Thinking of women, he thought as always of Désirée. Thank God,
her
life was not being wasted! She held him with a thousand strands of habit and affection and sex still marvelously fresh; he chafed sometimes, complaining silently about one thing or another, yet knew how tightly he was held.
He smiled a little at himself and his memories. He remembered how he used to tease her over her devotion to the house. The truth was, he had grown most happily accustomed to the orderly comforts that she provided, the cleanliness of the linens and the pretty, appetizing supper table. More than that, much more than that, he had, quite simply, grown accustomed to her spirit, so that without her listening ear, her trust, her little touch of worldliness, her pleasure in every day, without all these and the balm of her understanding, he would have been parched grass; a withering tree. Yes.
And he went on now past the central square where Nelson stood with pigeons soiling his shoulders, past the careenage and out toward the savanna, where half a dozen glossy horses were being exercised by their grooms. On the veranda at Cade’s Hotel a pair of pink-cheeked old Englishmen in
white suits were enjoying their whiskey and soda. One recognized them as retired civil servants, taking a respite from the English winter. He reflected that someone who hadn’t seen Covetown for fifty years or more would probably find very little changed: the boats, the horses, and the winter visitors would all be familiar.
Yet change was here, not only the proud promise of meetings like this morning’s, but another kind, tangible and visible, a creeping tide.
From where he stood the roof of the Lunabelle Hotel rose squarely over distant trees. A long concrete rectangle, a slab with hard edges, it was a machine-age intrusion upon the natural world of curves, in which hills arched against the sky and coves were scallops in the cliffs. He stayed there, looking at the tasteless thing which, not yet one year old, had already surrounded itself with its own small slum. A prediction of what might come unless it were controlled somehow; he must talk seriously to Nicholas.

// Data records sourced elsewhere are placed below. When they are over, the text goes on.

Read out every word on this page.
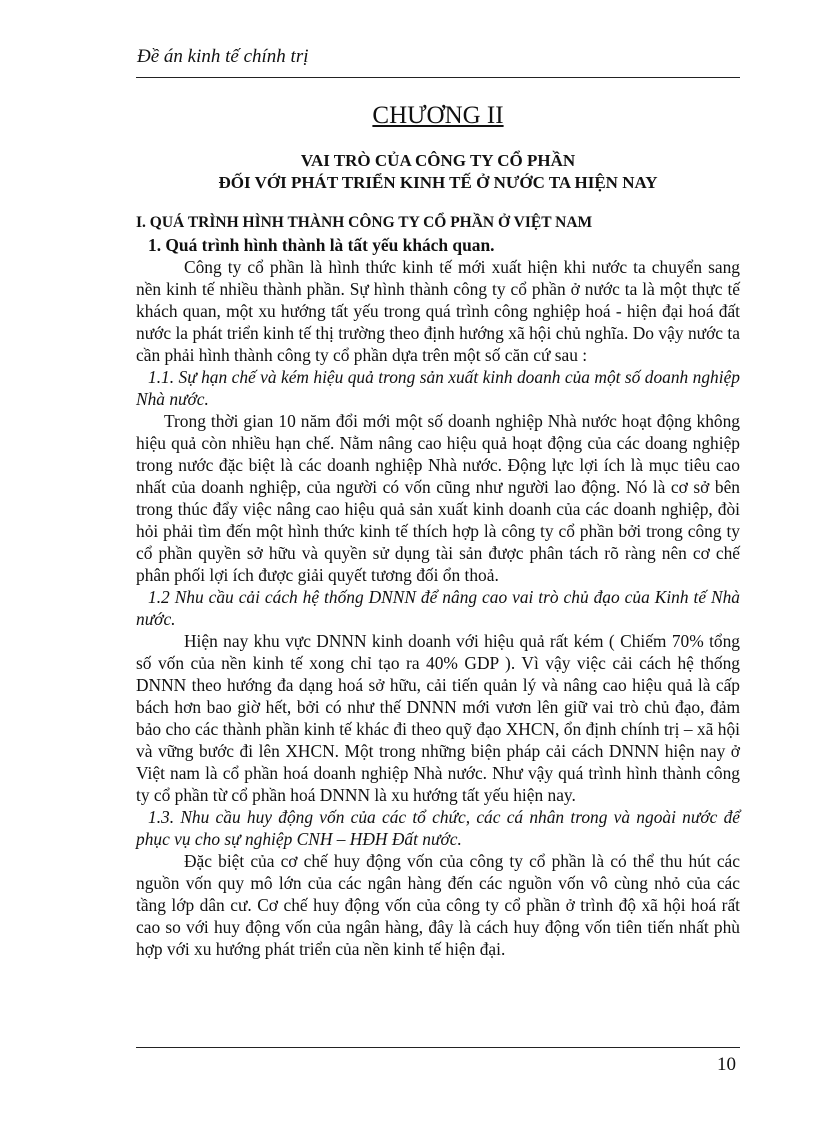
Đề án kinh tế chính trị
CHƯƠNG II
VAI TRÒ CỦA CÔNG TY CỔ PHẦN
ĐỐI VỚI PHÁT TRIỂN KINH TẾ Ở NƯỚC TA HIỆN NAY

I. QUÁ TRÌNH HÌNH THÀNH CÔNG TY CỔ PHẦN Ở VIỆT NAM

1. Quá trình hình thành là tất yếu khách quan.

Công ty cổ phần là hình thức kinh tế mới xuất hiện khi nước ta chuyển sang nền kinh tế nhiều thành phần. Sự hình thành công ty cổ phần ở nước ta là một thực tế khách quan, một xu hướng tất yếu trong quá trình công nghiệp hoá - hiện đại hoá đất nước la phát triển kinh tế thị trường theo định hướng xã hội chủ nghĩa. Do vậy nước ta cần phải hình thành công ty cổ phần dựa trên một số căn cứ sau :

1.1. Sự hạn chế và kém hiệu quả trong sản xuất kinh doanh của một số doanh nghiệp Nhà nước.

Trong thời gian 10 năm đổi mới một số doanh nghiệp Nhà nước hoạt động không hiệu quả còn nhiều hạn chế. Nằm nâng cao hiệu quả hoạt động của các doang nghiệp trong nước đặc biệt là các doanh nghiệp Nhà nước. Động lực lợi ích là mục tiêu cao nhất của doanh nghiệp, của người có vốn cũng như người lao động. Nó là cơ sở bên trong thúc đẩy việc nâng cao hiệu quả sản xuất kinh doanh của các doanh nghiệp, đòi hỏi phải tìm đến một hình thức kinh tế thích hợp là công ty cổ phần bởi trong công ty cổ phần quyền sở hữu và quyền sử dụng tài sản được phân tách rõ ràng nên cơ chế phân phối lợi ích được giải quyết tương đối ổn thoả.

1.2 Nhu cầu cải cách hệ thống DNNN để nâng cao vai trò chủ đạo của Kinh tế Nhà nước.

Hiện nay khu vực DNNN kinh doanh với hiệu quả rất kém ( Chiếm 70% tổng số vốn của nền kinh tế xong chỉ tạo ra 40% GDP ). Vì vậy việc cải cách hệ thống DNNN theo hướng đa dạng hoá sở hữu, cải tiến quản lý và nâng cao hiệu quả là cấp bách hơn bao giờ hết, bởi có như thế DNNN mới vươn lên giữ vai trò chủ đạo, đảm bảo cho các thành phần kinh tế khác đi theo quỹ đạo XHCN, ổn định chính trị – xã hội và vững bước đi lên XHCN. Một trong những biện pháp cải cách DNNN hiện nay ở Việt nam là cổ phần hoá doanh nghiệp Nhà nước. Như vậy quá trình hình thành công ty cổ phần từ cổ phần hoá DNNN là xu hướng tất yếu hiện nay.

1.3. Nhu cầu huy động vốn của các tổ chức, các cá nhân trong và ngoài nước để phục vụ cho sự nghiệp CNH – HĐH Đất nước.

Đặc biệt của cơ chế huy động vốn của công ty cổ phần là có thể thu hút các nguồn vốn quy mô lớn của các ngân hàng đến các nguồn vốn vô cùng nhỏ của các tầng lớp dân cư. Cơ chế huy động vốn của công ty cổ phần ở trình độ xã hội hoá rất cao so với huy động vốn của ngân hàng, đây là cách huy động vốn tiên tiến nhất phù hợp với xu hướng phát triển của nền kinh tế hiện đại.

10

In back of the Lunabelle a shantytown had sprung up. Here lived the little army that serviced the hotel, people who had come in from the villages looking for something better than what they’d had, but were now worse off. Here were no garden patches and no shade. In the glaring heat their shacks stood naked among pools of stagnant water, foul and glistening like sores on the skin. The place had acquired an unofficial name: the Trenches. In Jamaica, in Kingston, he had seen such a place, worse only because it was larger and, being older, had had more time in which decay could spread and young men, idle and angry, could collect, followed inevitably by all the vices.